A “FERAL” pony rescued from almost certain drowning less than two years ago has become a treasured member of his rescuer’s family — and a showing superstar.
It’s Just Gerald, an 11hh piebald traditional/Shetland cross, had been abandoned with several other colts in a field near Long Eaton, Notts known as the “Flood Plains”, in November 2019. All were trapped in rapidly rising water after a nearby river broke its banks, prompting showing enthusiast Ruth Darby, who lives nearby, and her neighbour Sue Williams to attempt a rescue.
“I’d driven past the ponies’ field every day on my way to work, and was already concerned about them,” said Ruth. “That night, the water rose drastically and the ponies were shoulder-deep; I knew I had to do something.
“The police closed the road so we could get the lorry through, and the fire brigade broke down the fence; we waded into the field to catch the ponies. Gerald came straight away but the others proved more tricky to catch.
“We managed to get five in total, and Sue and I bought them between us to prevent them being returned there. We had them castrated, wormed and vaccinated and over a period of time, we rehomed them all except Gerald, who was older than the others, a bit of a loner and quite grumpy.

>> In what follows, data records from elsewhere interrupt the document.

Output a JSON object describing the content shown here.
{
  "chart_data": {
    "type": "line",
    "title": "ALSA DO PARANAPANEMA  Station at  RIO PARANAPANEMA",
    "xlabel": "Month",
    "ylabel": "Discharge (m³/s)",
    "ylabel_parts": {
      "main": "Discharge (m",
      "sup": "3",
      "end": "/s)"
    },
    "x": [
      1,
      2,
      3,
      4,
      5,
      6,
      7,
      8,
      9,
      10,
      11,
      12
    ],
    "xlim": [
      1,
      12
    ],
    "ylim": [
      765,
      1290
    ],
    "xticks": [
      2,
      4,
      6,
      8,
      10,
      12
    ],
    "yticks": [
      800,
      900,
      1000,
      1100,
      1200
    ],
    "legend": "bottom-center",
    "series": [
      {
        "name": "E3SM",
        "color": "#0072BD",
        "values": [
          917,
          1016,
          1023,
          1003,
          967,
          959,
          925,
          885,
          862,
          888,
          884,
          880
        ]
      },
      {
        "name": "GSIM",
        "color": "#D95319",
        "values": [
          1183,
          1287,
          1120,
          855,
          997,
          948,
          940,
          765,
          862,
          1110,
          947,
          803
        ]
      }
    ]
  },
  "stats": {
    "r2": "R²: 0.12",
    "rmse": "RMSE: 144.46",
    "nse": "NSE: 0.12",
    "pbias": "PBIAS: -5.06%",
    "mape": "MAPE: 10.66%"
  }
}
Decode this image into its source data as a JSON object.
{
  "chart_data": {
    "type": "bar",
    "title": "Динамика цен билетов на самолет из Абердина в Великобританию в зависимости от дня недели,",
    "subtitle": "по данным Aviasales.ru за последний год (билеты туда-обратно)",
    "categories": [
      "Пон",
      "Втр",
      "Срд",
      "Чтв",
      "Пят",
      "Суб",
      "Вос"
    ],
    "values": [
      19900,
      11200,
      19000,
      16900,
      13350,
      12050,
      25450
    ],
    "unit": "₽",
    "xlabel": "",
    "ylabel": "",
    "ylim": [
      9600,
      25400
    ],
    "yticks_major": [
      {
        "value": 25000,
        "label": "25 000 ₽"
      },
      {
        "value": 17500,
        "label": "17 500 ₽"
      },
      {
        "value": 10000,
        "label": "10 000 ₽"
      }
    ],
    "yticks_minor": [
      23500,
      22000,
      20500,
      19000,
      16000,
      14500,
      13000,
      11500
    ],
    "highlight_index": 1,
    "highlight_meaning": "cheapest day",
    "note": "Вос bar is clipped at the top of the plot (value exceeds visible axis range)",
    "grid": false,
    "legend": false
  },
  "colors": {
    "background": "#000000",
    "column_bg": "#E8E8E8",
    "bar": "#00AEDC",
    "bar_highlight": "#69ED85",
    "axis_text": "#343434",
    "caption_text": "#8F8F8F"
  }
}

“He has changed so much since then, though — he’s just adorable.”
The £250 Ruth spent proved a wise investment as Gerald has taught Ruth’s nine-year-old goddaughter, Libby de Launay, to ride in the last year, as well as her four-year-old neighbour Ellen Hunt.
At the 2021 Coloured Horse and Pony Society (CHAPS) championships (11-14 August), Gerald was placed in all his classes, taking the first ridden of the year award under Libby and standing champion rescue on the lead rein with Ellen.
“Gerald was completely wild and unhandled when we got him, but we all fell in love with his character,” said Lucie Gordon-Burgess, who produces ponies from Ruth’s yard. “We backed him last spring, but little did we know what a superstar he’d turn out to be.
“He is a complete character and loves his life — the girls both adore him and share the rides on him equally. CHAPS was his first championship show, but he went into his first evening performance with no calmers, earplugs or warm-up, and looked after both his young novice jockeys.
“You can literally do anything with him. He’s one in a million.”